Melva told us that all of the sculptures in the exhibit had been inspired by drawings her daughter had done.
She then opened a portfolio of her daughter’s pieces and leafed through them one by one.
The horrific story of the abuse of a young girl they detailed literally took our breath away.
I almost wished Melva would stop turning the pages in the portfolio as one terrifying and tragic image after another was revealed.
In many of the pieces the girl’s lower body was a cage.
In others it was clear to see that the perpetrator of the violence had seduced the girl and covered up his deathly evil intent with beautiful words.
In this image he appears to have used music to trap her and leave her heart and body a tortured prisoner unable to escape. After looking at her daughter’s sketches it was clear their vision had been directly translated into Melva’s work.
I couldn’t stop looking at the sculptures like this one where the girl’s heart is hanging, dangling and damaged inside the cage her body has become.
She holds a skeleton’s head in her hand. Is she contemplating death? Look at the hair ornaments which are obviously instruments of torture and pain. My sister and I were both moved to tears as we stood looking at Melva’s sculptures.
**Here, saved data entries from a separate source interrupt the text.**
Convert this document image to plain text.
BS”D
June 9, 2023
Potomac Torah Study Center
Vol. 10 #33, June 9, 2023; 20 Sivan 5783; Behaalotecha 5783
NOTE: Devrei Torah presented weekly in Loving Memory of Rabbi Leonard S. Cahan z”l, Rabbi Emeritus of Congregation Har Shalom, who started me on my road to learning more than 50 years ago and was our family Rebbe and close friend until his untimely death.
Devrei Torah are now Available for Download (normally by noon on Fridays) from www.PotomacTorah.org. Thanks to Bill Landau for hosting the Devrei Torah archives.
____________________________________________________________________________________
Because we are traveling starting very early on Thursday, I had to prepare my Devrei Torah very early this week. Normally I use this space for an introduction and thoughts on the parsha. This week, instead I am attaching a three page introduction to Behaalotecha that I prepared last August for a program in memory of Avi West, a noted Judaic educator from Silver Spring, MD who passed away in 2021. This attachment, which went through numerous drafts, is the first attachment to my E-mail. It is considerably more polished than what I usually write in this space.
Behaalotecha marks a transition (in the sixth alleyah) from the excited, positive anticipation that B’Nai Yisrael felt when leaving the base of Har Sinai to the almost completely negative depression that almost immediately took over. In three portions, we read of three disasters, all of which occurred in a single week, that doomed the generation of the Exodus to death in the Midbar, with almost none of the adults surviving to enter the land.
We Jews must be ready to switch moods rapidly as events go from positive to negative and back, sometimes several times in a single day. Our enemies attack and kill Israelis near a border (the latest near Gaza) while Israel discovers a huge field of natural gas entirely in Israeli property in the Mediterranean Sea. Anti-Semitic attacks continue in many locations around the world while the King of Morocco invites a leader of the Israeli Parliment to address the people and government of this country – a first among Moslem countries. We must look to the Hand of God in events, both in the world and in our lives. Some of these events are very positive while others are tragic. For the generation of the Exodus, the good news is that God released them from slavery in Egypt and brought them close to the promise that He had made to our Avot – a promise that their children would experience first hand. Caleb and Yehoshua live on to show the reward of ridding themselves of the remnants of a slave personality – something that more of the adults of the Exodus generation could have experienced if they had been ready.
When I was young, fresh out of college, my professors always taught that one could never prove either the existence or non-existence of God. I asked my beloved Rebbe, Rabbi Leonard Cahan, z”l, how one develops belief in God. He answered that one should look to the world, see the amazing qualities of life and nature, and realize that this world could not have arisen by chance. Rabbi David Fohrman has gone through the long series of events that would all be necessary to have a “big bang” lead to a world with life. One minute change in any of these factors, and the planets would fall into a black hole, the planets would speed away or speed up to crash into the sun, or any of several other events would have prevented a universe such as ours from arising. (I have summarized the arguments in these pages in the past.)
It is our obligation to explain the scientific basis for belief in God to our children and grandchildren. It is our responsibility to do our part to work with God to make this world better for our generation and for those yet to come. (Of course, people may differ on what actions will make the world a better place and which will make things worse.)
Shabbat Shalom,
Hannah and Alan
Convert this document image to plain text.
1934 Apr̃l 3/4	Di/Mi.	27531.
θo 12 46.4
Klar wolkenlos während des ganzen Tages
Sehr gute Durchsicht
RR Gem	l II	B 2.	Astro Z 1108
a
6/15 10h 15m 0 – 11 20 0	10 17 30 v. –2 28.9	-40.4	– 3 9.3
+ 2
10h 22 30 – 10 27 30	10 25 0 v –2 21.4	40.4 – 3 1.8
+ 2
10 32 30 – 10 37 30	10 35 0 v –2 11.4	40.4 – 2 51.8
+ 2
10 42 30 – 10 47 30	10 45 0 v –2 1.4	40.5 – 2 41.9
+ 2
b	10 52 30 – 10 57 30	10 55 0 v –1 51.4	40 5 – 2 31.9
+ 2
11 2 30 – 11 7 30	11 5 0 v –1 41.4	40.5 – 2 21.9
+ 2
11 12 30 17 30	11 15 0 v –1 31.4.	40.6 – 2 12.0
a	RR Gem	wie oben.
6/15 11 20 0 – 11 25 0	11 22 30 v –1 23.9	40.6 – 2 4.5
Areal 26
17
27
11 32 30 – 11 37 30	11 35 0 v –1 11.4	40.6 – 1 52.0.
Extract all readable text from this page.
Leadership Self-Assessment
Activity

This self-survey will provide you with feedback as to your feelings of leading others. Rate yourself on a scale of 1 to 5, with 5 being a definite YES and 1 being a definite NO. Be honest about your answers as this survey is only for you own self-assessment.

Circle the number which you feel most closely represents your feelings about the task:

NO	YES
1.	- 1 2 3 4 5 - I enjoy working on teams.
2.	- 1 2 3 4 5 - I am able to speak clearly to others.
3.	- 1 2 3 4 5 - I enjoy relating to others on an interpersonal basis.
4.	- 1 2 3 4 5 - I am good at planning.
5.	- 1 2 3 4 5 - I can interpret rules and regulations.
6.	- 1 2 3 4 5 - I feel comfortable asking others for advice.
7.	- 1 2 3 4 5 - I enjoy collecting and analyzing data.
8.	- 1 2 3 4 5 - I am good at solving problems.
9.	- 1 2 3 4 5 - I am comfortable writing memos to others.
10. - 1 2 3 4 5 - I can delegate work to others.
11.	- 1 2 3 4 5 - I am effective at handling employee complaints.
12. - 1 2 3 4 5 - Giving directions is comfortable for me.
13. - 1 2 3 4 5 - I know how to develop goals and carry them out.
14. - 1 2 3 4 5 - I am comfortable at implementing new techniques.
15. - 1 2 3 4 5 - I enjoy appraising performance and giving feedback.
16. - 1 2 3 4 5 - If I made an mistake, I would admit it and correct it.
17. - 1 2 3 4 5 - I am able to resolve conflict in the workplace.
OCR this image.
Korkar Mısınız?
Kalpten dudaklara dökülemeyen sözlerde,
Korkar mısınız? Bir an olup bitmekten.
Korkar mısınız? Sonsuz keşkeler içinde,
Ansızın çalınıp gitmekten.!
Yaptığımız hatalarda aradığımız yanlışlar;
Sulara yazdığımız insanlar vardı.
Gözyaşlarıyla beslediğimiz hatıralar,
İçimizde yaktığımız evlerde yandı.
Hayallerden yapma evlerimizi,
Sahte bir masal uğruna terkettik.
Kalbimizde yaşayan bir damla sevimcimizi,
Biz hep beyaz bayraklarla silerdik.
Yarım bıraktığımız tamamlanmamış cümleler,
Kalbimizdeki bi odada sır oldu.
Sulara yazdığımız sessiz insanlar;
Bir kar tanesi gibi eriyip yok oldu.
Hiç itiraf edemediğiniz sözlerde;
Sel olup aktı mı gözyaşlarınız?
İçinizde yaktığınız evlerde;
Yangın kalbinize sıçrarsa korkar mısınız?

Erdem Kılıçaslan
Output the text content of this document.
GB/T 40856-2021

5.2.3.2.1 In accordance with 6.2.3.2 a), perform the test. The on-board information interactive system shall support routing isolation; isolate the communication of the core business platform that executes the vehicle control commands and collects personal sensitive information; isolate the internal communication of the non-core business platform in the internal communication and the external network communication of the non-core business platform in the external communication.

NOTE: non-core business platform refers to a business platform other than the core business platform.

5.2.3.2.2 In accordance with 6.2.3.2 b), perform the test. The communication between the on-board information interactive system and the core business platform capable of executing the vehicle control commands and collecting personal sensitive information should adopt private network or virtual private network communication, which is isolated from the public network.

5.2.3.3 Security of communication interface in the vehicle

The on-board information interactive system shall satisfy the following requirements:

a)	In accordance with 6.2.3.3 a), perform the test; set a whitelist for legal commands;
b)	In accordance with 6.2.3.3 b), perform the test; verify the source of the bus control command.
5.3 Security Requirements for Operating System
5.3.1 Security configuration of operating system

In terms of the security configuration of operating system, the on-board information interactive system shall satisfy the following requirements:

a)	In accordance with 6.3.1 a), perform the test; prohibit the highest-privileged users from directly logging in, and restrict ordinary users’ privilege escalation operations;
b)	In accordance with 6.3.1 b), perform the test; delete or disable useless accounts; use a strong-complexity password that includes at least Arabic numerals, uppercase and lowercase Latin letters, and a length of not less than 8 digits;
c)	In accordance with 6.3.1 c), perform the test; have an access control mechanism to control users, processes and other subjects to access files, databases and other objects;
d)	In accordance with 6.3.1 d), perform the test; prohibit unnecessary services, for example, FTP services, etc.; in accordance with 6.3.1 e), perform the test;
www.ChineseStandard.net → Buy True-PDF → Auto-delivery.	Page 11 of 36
My sister is a former nurse and I am a former high school teacher, and in those areas of work there is no escaping the fact that you will be witness to the stories of women and girls who have experienced violence and abuse. Later my sister and I would talk about how hearing stories of abuse and physical violence is difficult, but that seeing it in the visual way Melva and her daughter have portrayed it was in some ways even more disturbing.
Because the person telling the story is not right there you aren’t intent on helping them and listening to them. The artwork has in some way more permanence than an oral story, and lets you focus and think and contemplate the horror of the womens’ experience. It transforms their stories into another medium that speaks to people in different ways and allows you to almost viscerally access the emotion the women feel.In this sculpture the young girl is literally split in two. Melva said when it was exhibited a pendulum hung between the girl’s legs illustrating how she vaccilated about whether to choose death as a way to end the torture and escape her abuser.
Melva told us after Silent Prey was intially exhibited she tried to look for other opportunities to display it but that has been difficult. She believes people would still like to ignore the reality of physical and sexual abuse.
While I was thinking about Silent Prey and preparing to write my newspaper column about it, Pope Francis was meeting in Rome with the heirarchy of the Catholic Church to discuss the issue of endemic abuse and violence against women and children by priests and clergy in his denomination. I kept wishing Silent Prey could have been on display at the Vatican during that meeting. Artwork like Melva and Aura’s needs to have an important place amongst the masterpieces in the Vatican’s twenty billion dollar art collection as a visible sign the church is taking sexual abuse seriously.
There is a spiritual dimension to the work Melva and her daughter did to create Silent Prey. Melva believes the exhibit is the result of divine inspiration and guidance from God. She feels she and her daughter are part of something bigger, a worldwide effort to protect the innocent. Their stunning artwork inspires the viewer to support that cause in any way they can.